2016/09/11 15:08:57 [notice] 2258#0: ModSecurity: APR compiled version="1.5.1"; loaded version="1.5.1"
2016/09/11 15:08:57 [notice] 2258#0: ModSecurity: PCRE compiled version="8.35 "; loaded version="8.35 2014-04-04"
2016/09/11 15:08:57 [notice] 2258#0: ModSecurity: LIBXML compiled version="2.9.1"
2016/09/11 15:08:57 [notice] 2258#0: ModSecurity: Status engine is currently disabled, enable it by set SecStatusEngine to On.
2016/09/11 15:08:57 [info] 2285#0:  ModSecurity: Trying to append variable name [REQUEST_COOKIES] value ['/^PRUM_EPISODES/']
2016/09/11 15:08:57 [info] 2285#0:  ModSecurity: Successfully appended variable
2016/09/11 15:08:57 [info] 2285#0:  ModSecurity: Trying to append variable name [REQUEST_COOKIES] value ['/^CFGLOBALS/']
2016/09/11 15:08:57 [info] 2285#0:  ModSecurity: Successfully appended variable
2016/09/11 15:08:57 [info] 2285#0:  ModSecurity: Trying to append variable name [REQUEST_COOKIES] value ['/^CFGLOBALS/']
2016/09/11 15:08:57 [info] 2285#0:  ModSecurity: Successfully appended variable
2016/09/11 15:08:57 [info] 2285#0:  ModSecurity: Trying to append variable name [REQUEST_COOKIES] value ['/^CFGLOBALS/']
2016/09/11 15:08:57 [info] 2285#0:  ModSecurity: Successfully appended variable
2016/09/11 15:08:57 [info] 2285#0:  ModSecurity: Trying to append variable name [REQUEST_COOKIES] value ['/^CFGLOBALS/']
2016/09/11 15:08:57 [info] 2285#0:  ModSecurity: Successfully appended variable

[hwdsl2]

@habnai Your log looks normal. Sorry I am traveling and cannot look into this further today.

[habnai]

no problem i will try to find whats the problem and give you note. good travel :)

[habnai]

Hi i think i found the problem its in nginx config i removed proxy_set_header X-Forwarded-Proto $scheme;nginx-modsecurity-include.conf, and from naxsi also, i tested it after and all worked good with https and with http so i dont know why exacly this make error.

[hwdsl2]

@habnai First, thank you for finding the problem and contributing with your pull request.

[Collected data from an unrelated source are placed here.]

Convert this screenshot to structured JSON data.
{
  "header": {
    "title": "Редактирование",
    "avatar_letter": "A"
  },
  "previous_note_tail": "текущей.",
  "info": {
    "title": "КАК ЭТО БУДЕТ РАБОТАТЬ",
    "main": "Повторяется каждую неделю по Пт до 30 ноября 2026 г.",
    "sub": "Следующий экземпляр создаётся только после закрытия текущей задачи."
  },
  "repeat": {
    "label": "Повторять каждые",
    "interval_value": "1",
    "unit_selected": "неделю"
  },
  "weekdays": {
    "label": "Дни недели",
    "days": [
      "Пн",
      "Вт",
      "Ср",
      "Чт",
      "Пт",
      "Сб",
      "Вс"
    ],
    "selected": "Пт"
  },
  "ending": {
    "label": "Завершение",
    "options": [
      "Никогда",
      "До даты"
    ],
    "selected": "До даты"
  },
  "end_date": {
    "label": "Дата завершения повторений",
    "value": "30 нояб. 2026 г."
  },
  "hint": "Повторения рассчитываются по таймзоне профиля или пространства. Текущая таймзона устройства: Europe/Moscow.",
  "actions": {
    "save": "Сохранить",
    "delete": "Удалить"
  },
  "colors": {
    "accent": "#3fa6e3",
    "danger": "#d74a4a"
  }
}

This line in the Nginx config file, proxy_set_header X-Forwarded-Proto $scheme; is required so that Ghost blog can learn whether the user is visiting via HTTP or HTTPS. This could avoid "redirect loops" when Ghost blog is set to force HTTPS. Please refer to TryGhost/Ghost#2796.

Therefore generally I don't think removing that line is a good idea, although it does seems to help for your use case.

[habnai]

Hi, you have right,i back it and keep looking for the problem.

[hwdsl2]

@habnai Thank you. I think as long as the workaround works fine for you and you don't force HTTPS, feel free to continue using it. I don't want to take too much of your time on this : )

[habnai]

I dont like workaround somthing :),i like it clear i use https for all blog ,just for this issue maybe its bug in ghost.i Will see and Good work

[hwdsl2]

@habnai After further troubleshooting, the underlying cause of this issue has been identified. It is solely caused by the caching of HTTP 302 reponses in the Nginx configuration. For password-protected blogs, visiting the blog home page will be redirected (302) to "/private" for authentication. After that the user is redirected back (302) to the home page. However, because there is an existing 302 redirect cached for the home page, a redirect loop is created.

To resolve this issue, simply edit all Nginx config files and replace this line proxy_cache_valid 200 302 10m; with proxy_cache_valid 200 10m;. Or you may run these commands:

sed -i "s/proxy_cache_valid 200 302 10m;/proxy_cache_valid 200 10m;/" /opt/nginx/conf/nginx*.conf
service nginx restart

No other changes to the Nginx config files are required. You can revert the proxy_set_header X-Forwarded-Proto change if needed.